By Don Meyer, CAE posted 02-27-2013 12:29 PM

  
It's in the mid-40s and raining outside as a I write this, but about 1,000 miles to the south and about 2,000 to the west, baseball is being played at spring training sites throughout Florida and Arizona. The start of the baseball season -- officially March 31 -- can't come soon enough for me.

To quench my thirst for baseball while I wait for that first real pitch to be thrown, I recently decided to reread one of my favorite baseball books, Michael Lewis' "Moneyball: The Art of Winning an Unfair Game." The best-selling 2003 book, and later a great 2011 movie, turned Oakland A's General Manager Billy Beane and his associate Paul DePodesta into celebrities of sorts by focusing on the team's analytical, evidence-based, sabermetric approach to assembling a competitive baseball team, despite Oakland's disadvantaged revenue situation.

In reading how Beane and DePodesta rethought how their system worked, it got me pondering about how I could change my thinking about how I do my job. A few quotes from the book really hit home with me:
  • "If you challenge the conventional wisdom, you will find ways to do things much better than they are currently done."
  • "The new, outsider's view of baseball was all about exposing the illusions created by the insiders on the field."
  • "If we weren't already doing it this way, is this the way we would start?" (Truth be told, this quote isn't in the book or movie, but it's attributed to DePodesta, and I like it, so I'm using it.)

All three quotes encourage the reader to think differently. Granted, this is hardly a new concept. Apple's Steve Jobs wrote it as ”think different” (intentionally going with the grammatically incorrect version because it “sounded better”). But it's a concept rarely, if ever, found in a book about the national pastime.

The business lesson from the book is that even in an environment (baseball) steeped in tradition, Beane successfully disrupts the status quo and beat competitors that are much bigger and better funded. Additionally, he's not just innovative, he becomes the innovation champion and overcomes resistance.

My takeaway from the book was this: couldn't the same "out of the box thinking" (my apologies for the cliche) apply in other traditional environments, such as the New Jersey Society of CPAs or even the accounting profession.

I've been the NJSCPA's Communications & Marketing Director for more than eight years, so I most definitely have accumulated my fair share of "conventional wisdom". But I'm encouraging my very talented team of communicators and marketers to take a fresh look at everything that we do.

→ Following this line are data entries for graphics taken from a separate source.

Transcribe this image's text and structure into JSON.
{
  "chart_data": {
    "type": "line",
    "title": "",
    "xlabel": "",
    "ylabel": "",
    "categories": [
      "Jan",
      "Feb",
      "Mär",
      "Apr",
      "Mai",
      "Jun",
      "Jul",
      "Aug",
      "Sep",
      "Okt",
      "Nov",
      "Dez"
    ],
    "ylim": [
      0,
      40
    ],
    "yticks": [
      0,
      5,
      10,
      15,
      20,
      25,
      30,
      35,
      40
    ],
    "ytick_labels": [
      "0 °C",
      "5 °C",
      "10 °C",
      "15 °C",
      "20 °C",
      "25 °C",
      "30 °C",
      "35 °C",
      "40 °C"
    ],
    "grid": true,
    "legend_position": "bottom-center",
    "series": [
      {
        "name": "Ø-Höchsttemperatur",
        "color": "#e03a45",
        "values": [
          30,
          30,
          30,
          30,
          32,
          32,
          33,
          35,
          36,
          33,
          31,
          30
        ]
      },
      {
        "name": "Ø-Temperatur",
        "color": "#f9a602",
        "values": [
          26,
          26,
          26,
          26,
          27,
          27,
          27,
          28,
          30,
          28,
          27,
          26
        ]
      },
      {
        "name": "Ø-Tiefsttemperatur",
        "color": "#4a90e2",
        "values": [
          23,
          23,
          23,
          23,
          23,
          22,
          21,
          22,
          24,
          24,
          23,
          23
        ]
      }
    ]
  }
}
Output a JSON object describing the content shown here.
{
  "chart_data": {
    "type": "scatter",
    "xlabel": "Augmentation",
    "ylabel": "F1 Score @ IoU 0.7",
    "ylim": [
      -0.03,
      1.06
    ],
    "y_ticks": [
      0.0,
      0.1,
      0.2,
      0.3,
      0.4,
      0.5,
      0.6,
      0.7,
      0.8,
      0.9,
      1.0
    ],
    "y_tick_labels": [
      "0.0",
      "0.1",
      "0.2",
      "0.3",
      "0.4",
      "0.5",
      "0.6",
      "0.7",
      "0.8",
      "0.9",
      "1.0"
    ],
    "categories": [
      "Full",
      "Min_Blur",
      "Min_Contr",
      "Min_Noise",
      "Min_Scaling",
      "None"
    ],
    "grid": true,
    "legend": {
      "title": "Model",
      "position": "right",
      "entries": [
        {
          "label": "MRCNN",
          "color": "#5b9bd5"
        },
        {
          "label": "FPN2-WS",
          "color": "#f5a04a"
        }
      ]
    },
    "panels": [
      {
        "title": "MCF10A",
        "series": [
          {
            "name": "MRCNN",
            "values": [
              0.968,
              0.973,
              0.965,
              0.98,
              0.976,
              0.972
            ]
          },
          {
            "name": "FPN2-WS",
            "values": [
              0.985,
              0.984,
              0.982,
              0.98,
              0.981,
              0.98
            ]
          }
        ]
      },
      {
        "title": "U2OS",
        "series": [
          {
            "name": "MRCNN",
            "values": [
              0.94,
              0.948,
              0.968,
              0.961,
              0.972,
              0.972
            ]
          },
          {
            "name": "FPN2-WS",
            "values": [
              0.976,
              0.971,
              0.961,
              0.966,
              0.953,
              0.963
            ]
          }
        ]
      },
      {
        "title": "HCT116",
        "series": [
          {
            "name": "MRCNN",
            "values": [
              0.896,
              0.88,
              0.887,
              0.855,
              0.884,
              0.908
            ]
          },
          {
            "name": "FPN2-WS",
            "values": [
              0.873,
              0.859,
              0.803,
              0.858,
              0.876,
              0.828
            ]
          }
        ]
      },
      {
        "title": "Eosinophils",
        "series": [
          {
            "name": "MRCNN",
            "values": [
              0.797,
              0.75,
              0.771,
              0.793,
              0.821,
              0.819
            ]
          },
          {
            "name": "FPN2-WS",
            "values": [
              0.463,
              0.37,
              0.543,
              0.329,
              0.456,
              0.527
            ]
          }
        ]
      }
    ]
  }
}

A different perspective on a particular situation can be created by using imagination, intuition and creativity on top of accepted wisdom.

The NJSCPA isn't broken anymore than baseball was when Beane and DePodesta introduced sabermetrics, but there's no denying that the Society and other membership organizations are changing -- demographically, geographically and financially -- and we need to change with it. As Beane said in the movie, "Adapt or die."

How about you? What is the flaw (big or small) that you're seeing in the universe that you're trying to fix? Any favorite lines from Moneyball that you'd like to share?